Embarcado en Acre para regresar a su tierra, temió que los cristianos de Sicilia fuesen peores que los que había visto en Levante. No fue así, se sorprendió que permitieran a los musulmanes administrar un país cristiano, más cuando eran los tiempos de organización de la tercera cruzada sobre Jerusalem. El ambiente que auspiciaba el rey de Sicilia debió ser muy particular, si peregrinos cristianos y musulmanes convivieron, interesándose ambos en los relatos de Yubair. Sin embargo, las prácticas se habían fundido, y el rey cristiano mantenía un harem, eso sí poblado de mujeres musulmanas. Algo más, observó que en algunas ciudades, las cristianas estaban vestidas como musulmanas. Es interesante que en Palermo “observa una ciudad multicultural y plurirreligiosa que le parece funcionar de maravilla”. Pero quizá lo más importante es que “Sicilia es un reino cosmopolita, el único donde se habla a la vez griego, árabe y latín: se ha convertido en centro de traducción”. 25

Y entre los viajeros más famosos —que sin embargo marcó el declive del género— está Ibn Baṭūṭa, quien salió de Tánger, donde nació, el 2 de rayab del año 725 (14 de junio de 1325 después de la era común). También se maravilló al llegar a Alejandría, pero ya encontró problemas con lo que fue la maravilla de su faro: “En esta peregrinación estuve en el faro y comprobé que uno de sus flancos estaba en ruinas. Se puede describir como una construcción cuadrada que asciende por los aires. La entrada está por cima del nivel del suelo y frente a ella hay un edificio de altura pareja a la de la puerta sobre el que caen planchas de madera para pasar y una vez izadas no hay manera de acceder a la puerta”. Terminaría su testimonio sobre lo que quedaba de una de las siete maravillas del mundo antiguo: “A mi regreso a los países del Magreb el año 750 [1349 de la era común] quise visitar de nuevo el faro, pero lo encontré enteramente derruido hasta el punto que no era posible ni entrar en él ni llegarse a la puerta”.26

c.
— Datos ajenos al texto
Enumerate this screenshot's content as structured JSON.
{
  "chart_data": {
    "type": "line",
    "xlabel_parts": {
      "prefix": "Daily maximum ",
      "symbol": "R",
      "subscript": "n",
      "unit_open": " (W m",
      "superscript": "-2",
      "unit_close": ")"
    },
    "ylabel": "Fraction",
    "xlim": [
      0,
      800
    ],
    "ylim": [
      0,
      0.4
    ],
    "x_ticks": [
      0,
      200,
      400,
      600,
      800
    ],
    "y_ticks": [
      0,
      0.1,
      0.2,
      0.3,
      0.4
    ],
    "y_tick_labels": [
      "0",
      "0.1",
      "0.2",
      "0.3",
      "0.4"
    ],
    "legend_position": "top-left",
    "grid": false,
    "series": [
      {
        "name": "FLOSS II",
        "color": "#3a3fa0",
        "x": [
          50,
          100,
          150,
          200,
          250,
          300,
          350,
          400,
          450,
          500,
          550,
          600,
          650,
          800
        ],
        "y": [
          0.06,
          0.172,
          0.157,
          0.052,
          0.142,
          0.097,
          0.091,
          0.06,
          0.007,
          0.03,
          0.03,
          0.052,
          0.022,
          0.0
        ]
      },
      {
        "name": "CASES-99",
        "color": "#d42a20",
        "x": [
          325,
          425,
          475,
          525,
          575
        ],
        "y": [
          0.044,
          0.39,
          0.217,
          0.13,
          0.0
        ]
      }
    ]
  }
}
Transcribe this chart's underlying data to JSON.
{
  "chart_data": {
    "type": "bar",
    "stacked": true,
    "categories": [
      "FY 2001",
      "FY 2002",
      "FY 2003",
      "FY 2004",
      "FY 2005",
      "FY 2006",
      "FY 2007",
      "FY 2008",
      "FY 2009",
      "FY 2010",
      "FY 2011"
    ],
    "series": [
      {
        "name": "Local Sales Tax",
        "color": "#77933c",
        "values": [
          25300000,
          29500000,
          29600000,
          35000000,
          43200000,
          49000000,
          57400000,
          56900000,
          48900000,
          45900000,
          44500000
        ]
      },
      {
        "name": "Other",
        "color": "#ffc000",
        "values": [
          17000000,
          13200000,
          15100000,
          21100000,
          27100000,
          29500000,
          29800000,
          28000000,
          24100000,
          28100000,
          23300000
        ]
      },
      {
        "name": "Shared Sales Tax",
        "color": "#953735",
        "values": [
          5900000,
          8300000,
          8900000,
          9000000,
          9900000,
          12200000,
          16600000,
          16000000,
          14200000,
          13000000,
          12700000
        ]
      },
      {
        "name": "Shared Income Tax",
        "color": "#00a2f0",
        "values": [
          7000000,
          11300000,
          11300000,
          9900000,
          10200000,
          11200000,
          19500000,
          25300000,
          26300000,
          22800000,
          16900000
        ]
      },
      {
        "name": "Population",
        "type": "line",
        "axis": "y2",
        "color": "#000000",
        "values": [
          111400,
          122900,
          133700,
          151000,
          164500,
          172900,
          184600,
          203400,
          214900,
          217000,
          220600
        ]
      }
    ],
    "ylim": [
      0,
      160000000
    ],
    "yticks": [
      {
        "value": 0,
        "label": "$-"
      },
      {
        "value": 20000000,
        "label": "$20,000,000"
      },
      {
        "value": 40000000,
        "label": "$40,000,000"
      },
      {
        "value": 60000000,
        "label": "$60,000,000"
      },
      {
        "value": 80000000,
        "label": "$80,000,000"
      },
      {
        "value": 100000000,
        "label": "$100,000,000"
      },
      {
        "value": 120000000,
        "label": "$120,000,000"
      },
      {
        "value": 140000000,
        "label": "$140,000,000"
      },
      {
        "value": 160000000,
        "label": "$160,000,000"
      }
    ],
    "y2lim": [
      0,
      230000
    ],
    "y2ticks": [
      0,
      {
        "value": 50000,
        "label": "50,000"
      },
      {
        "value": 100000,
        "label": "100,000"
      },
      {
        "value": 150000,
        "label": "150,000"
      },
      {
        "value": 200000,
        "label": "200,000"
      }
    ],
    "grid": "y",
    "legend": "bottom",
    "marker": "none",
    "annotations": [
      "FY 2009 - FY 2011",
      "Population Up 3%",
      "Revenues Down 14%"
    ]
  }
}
La proliferación de viajeros y el orientalismo

En el terremoto de las Cruzadas, San Luis Rey de Francia precedió siete siglos a los viajeros que siguieron a la campaña en Egipto de Napoleón Bonaparte (1798-1799). El emperador francés será reconocido como el primer orientalista, porque fue él quien abrió para el mundo moderno a Egipto y sus misterios, lo cual aconteció igualmente con el conjunto de Medio Oriente con la llegada de sus tropas y un grupo de científicos que participó con su patrocinio en esa aventura.